The announcement of Roman Polanski’s Academy Award nomination for his Holocaust drama The Pianist raised the question of whether the internationally renowned filmmaker will show up at the ceremony, a question the director answered.
Jeff Berg, Polanski’s agent, told Reuters that the filmmaker would not be attending the ceremony. “He has no plans to come to the Unites States,” Berg said. “He lives in Europe, and his home is there, and the legal issues are unresolved, and he has no plans for returning.”
In a brief statement issued through The Pianist‘s U.S. film distributor, Focus Features, Polanski was silent about his legal predicament, saying: “I am deeply honored by these nominations and regard them as a tribute to all those who made such fine contributions to The Pianist.”

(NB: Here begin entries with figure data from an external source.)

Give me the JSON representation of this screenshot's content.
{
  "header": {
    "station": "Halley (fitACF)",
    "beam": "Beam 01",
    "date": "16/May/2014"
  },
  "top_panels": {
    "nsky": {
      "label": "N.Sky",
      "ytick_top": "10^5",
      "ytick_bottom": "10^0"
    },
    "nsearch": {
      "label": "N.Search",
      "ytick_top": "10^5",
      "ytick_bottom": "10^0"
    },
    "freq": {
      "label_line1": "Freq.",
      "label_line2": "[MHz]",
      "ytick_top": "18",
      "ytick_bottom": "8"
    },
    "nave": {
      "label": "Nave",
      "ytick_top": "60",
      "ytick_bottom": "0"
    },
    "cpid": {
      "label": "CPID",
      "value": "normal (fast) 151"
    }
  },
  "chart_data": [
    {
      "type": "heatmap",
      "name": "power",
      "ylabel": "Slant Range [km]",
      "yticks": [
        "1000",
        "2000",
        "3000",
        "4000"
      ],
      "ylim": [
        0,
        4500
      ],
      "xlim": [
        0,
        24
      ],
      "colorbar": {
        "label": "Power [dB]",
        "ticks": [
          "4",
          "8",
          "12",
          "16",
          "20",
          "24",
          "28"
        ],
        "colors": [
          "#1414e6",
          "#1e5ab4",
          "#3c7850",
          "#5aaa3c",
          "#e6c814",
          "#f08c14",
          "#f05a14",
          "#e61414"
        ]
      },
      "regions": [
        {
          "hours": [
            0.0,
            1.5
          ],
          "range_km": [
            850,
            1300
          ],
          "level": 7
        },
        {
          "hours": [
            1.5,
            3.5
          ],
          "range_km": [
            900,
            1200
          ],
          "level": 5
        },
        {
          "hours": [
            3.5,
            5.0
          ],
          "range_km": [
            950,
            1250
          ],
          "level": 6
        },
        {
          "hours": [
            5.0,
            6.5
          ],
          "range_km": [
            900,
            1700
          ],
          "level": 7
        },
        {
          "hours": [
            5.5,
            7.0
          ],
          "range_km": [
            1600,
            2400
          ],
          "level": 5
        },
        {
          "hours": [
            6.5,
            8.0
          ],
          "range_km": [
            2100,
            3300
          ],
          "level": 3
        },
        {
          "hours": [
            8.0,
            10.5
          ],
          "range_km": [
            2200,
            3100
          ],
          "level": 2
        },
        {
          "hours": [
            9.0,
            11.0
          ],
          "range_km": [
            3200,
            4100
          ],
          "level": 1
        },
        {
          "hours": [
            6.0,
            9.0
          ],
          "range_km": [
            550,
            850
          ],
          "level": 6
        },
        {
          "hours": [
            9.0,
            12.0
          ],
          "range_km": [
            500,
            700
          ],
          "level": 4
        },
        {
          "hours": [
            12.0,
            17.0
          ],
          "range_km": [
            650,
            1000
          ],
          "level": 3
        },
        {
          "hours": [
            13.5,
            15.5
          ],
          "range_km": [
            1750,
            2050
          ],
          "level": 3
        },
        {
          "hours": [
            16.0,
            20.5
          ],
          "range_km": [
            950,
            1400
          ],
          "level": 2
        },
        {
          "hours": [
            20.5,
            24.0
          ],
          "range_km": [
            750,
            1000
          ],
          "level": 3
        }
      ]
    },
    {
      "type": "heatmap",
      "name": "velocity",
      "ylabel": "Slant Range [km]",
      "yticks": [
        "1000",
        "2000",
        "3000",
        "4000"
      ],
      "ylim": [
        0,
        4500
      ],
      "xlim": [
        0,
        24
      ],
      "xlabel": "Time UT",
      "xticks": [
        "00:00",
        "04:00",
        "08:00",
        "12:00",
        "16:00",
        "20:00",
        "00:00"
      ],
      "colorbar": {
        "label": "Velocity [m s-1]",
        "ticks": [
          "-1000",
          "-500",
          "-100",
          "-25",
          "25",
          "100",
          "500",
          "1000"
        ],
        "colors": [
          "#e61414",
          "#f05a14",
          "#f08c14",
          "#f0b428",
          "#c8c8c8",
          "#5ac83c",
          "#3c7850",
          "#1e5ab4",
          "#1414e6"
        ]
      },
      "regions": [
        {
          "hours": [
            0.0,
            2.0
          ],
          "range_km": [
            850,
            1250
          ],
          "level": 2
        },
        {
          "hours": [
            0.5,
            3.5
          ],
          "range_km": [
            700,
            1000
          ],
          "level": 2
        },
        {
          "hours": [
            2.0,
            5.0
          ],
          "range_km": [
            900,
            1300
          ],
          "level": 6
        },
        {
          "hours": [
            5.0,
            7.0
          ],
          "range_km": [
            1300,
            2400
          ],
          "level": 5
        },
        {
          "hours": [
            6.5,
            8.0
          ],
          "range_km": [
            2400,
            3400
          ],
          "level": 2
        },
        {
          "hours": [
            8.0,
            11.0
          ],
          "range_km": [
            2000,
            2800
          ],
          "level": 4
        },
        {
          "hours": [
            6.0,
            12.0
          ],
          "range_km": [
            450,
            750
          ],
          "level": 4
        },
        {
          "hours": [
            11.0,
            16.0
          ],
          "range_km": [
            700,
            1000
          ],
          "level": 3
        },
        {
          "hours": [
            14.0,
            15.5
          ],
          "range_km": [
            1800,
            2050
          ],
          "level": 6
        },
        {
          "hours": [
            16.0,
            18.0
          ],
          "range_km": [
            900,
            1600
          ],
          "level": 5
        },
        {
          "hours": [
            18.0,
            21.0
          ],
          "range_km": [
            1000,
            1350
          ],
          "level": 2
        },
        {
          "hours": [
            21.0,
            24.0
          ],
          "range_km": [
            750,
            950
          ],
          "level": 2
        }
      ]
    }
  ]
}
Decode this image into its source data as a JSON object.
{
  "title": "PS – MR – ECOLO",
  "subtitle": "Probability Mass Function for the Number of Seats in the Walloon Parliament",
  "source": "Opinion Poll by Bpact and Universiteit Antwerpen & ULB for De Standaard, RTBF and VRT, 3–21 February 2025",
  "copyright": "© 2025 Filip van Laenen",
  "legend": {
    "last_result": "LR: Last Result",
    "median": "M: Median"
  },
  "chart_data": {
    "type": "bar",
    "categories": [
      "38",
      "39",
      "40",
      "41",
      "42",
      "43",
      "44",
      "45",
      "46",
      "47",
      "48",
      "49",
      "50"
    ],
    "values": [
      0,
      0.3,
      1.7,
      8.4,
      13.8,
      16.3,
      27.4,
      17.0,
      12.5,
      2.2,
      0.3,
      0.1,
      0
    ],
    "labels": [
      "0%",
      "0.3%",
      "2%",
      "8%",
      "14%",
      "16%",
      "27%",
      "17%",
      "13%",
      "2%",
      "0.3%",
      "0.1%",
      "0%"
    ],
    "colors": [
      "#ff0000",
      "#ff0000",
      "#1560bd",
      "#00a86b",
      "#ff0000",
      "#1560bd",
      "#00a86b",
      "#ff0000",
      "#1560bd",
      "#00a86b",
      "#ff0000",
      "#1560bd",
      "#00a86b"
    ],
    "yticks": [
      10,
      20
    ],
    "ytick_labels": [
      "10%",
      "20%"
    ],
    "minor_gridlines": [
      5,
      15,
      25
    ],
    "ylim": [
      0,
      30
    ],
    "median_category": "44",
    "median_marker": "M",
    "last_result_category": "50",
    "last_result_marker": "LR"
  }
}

In 1977, Polanski was arrested in California on charges of having unlawful sexual intercourse with a 13-year-old girl. He spent 42 days under psychiatric observation in Chino, Calif., in compliance with a plea bargain. Polanski fled the United States before further criminal proceedings could get underway.
According to Reuters, the victim at the center of the 25-year-old statutory rape case against him is now a married mother of three living in Hawaii. She said she forgives Polanski and believes his exile from Hollywood has been punishment enough. A civil suit brought by the girl’s family was eventually settled.
Polanski, 69, was originally indicted on six counts, including rape, for having sex with a 13-year-old girl while she was under the influence of alcohol and drugs. He insisted the sex was consensual but pleaded guilty to one count of having sex with a minor, punishable by up to 20 years in prison. He fled to the U.S. shortly before sentencing.
This was not Polanski’s first brush with tragedy. In 1969, the Charles Manson “family” murdered his pregnant wife, 26-year-old actress Sharon Tate, and four others in his Hollywood-area home.
The Pianist collected a total of seven Oscar nominations and marks the third honor for Polanski, behind 1979’s Tess and 1974’s Chinatown. He also received a screenplay nomination for the 1968 horror thriller Rosemary’s Baby.
The Pianist is based on the 1946 memoir of pianist Wladyslaw Szpilman, a Polish Jew who survived Nazi-occupied Warsaw. Polanski said he drew heavily on his childhood Holocaust experiences, including his memory of his father telling him, “Walk, don’t run,” as he escaped a roundup of Jews sent to Auschwitz.